Todos sabemos que, en toda búsqueda son inevitables las pérdidas porque la vida abierta ni va ni vuelve a la cerrazón ineludible que espera. De ahí el deseo y la voluntad de aprovechar cada momento en el lugar donde abrimos los ojos cada mañana, mientras aún permanecemos aquí juntos, reunidos. Y así vuelve el deseo de comunicación unido a la aceptación de la vida, el paso del tiempo y la muerte.

En los últimos poemas de esta parte el poeta regresa al verso corto, del que no descarta el haiku, en esa intención del poeta por detener el tiempo a partir de la sensación en el aquí y el ahora que le revela la intimidad de lo que contempla; aquello sobre lo que, con frecuencia, nuestra mirada pasa distraída.

bajo el puente que ya solo cruza
el cauce seco

vi la flor blanca

Rehacer el aliento es el título de la última parte de este libro, que además da título a toda  la obra, y que nos lleva a la pregunta ¿desde dónde rehacer el aliento?

El poeta tiene claro que hay que acudir a la Raíz; no en vano esta palabra da título a los cinco primeros poemas de esta última parte.

De nuevo el árbol como símbolo, como principio de generación y regeneración, como eje de la vida. Y la raíz, como origen que se hunde en el corazón de la tierra para buscar en ella las sustancias que nutran al árbol que sostiene,  es el elemento elegido por nuestro autor para preguntarse por su propia identidad.

Yo digo
mis pies son raíces que vuelan

Una identidad que se apuntala como la raíz en la tierra, pero que no impide el vuelo con el que encuentra las huellas de los otros, el paisaje que descubre cada día y en el que se descubre a sí mismo, para renacer con la palabra precisa y necesaria, con el hallazgo de lo que se encuentra hacia dentro pero afuera.

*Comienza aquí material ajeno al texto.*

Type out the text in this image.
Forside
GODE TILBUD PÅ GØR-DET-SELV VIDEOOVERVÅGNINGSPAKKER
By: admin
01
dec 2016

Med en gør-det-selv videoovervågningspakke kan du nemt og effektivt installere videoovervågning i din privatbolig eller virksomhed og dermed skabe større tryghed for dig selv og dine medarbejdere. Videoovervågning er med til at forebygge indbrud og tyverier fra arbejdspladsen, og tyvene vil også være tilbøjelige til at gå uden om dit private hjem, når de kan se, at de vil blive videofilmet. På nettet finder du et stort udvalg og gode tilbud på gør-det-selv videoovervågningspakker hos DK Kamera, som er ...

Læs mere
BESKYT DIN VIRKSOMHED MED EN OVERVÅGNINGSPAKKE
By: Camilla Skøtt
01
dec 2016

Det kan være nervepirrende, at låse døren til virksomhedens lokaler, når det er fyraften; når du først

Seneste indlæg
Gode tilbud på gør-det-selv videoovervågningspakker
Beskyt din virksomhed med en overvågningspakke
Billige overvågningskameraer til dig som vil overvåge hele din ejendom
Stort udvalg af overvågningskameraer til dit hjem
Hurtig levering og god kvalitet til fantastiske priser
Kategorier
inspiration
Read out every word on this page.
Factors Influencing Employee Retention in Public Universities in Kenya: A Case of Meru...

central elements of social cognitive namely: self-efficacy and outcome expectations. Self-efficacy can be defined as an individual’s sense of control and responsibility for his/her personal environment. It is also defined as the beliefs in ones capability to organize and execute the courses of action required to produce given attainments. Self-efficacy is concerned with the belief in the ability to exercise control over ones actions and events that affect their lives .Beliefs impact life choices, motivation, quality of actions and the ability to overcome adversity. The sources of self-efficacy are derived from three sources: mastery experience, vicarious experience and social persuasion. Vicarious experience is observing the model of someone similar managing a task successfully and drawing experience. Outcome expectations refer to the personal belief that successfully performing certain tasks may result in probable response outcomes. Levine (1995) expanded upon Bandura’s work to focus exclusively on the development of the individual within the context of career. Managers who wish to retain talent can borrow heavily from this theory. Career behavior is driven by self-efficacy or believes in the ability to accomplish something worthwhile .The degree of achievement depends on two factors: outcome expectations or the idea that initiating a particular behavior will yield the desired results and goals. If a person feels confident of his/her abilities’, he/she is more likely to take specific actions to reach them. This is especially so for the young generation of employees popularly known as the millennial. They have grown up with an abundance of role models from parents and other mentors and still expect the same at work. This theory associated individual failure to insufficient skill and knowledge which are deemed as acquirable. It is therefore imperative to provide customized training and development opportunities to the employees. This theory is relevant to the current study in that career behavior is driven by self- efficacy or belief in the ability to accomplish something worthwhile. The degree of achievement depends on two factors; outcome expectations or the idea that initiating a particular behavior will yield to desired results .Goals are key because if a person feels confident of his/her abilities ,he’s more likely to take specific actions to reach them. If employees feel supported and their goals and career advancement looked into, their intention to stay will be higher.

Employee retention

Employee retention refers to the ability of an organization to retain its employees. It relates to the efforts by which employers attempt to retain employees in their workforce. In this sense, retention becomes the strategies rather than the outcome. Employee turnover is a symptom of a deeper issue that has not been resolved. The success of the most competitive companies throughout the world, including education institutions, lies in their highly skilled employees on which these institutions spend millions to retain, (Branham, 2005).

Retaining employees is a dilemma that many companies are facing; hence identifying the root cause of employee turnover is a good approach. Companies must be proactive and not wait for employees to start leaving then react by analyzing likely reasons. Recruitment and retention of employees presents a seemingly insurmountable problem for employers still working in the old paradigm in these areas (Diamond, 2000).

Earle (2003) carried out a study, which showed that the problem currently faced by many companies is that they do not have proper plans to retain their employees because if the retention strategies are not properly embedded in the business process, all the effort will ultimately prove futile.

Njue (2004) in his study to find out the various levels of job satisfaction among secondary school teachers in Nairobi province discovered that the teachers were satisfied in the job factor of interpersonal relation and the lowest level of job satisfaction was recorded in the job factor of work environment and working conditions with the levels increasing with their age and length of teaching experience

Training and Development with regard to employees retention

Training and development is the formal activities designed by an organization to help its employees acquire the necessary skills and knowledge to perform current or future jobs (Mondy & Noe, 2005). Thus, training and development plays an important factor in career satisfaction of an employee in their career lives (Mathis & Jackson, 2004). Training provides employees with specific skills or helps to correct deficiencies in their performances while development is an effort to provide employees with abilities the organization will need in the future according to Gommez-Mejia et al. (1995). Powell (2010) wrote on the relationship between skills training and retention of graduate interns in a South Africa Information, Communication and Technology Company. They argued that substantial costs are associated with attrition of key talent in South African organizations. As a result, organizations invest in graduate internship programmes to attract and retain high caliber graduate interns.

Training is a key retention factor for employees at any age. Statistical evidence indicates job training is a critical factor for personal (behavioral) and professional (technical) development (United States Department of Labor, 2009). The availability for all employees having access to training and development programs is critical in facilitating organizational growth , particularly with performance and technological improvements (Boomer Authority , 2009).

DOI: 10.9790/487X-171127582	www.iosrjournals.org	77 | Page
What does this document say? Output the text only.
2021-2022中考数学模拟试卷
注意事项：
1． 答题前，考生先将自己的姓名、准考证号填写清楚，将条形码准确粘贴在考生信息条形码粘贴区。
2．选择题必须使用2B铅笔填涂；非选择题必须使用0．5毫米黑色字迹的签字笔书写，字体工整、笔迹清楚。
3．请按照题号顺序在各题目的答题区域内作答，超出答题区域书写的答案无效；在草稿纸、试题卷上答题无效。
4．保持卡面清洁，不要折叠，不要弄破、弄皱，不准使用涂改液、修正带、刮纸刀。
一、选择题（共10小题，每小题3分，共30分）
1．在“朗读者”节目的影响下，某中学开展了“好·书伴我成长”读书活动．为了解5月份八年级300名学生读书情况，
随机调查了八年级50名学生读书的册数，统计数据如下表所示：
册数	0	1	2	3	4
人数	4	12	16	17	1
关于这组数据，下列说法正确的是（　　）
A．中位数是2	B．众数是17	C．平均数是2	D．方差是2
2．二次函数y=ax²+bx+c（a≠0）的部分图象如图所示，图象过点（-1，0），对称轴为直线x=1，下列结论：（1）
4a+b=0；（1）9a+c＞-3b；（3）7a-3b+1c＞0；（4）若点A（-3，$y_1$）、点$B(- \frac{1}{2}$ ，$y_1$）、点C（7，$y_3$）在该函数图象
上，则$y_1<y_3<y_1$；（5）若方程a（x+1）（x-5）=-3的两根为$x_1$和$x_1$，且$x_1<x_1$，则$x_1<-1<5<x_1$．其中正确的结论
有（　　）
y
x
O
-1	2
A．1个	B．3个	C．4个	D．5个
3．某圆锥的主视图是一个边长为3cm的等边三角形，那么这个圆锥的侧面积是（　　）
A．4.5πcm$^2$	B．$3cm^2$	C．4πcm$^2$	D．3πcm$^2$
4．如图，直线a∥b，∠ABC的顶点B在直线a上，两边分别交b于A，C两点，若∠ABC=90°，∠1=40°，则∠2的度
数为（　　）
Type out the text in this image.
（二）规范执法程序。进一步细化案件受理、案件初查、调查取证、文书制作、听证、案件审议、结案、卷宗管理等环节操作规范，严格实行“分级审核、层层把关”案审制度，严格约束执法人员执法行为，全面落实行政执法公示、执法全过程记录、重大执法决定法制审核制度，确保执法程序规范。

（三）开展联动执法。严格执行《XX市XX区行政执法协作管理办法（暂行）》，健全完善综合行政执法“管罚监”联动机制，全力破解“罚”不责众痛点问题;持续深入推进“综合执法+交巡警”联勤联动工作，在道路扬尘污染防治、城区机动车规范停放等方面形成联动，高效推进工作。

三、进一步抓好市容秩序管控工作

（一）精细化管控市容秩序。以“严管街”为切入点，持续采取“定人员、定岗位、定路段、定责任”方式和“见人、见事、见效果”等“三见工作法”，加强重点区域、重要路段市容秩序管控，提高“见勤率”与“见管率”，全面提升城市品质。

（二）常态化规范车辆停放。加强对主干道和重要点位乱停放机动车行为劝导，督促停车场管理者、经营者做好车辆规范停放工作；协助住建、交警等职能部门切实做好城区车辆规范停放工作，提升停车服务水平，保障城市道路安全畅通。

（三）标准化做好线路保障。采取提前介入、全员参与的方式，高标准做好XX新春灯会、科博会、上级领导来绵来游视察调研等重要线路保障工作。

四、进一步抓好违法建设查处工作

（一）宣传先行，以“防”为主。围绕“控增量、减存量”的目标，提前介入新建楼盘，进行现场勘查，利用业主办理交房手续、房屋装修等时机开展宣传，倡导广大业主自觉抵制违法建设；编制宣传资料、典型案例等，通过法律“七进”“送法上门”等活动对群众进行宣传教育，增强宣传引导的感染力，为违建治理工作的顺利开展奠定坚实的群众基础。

Llegamos al final del libro con el deseo de atrapar ese instante en el que rehacer el aliento.

Tal vez baste solo con estar dispuesto a escuchar esa palabra que nos señala el camino hacia las voces que provienen de dentro, de muy dentro de nosotros mismos. Esa palabra que define el mundo y con la que penetramos, de la mano del poeta, en el atrayente y oscuro reino de lo inexpresable.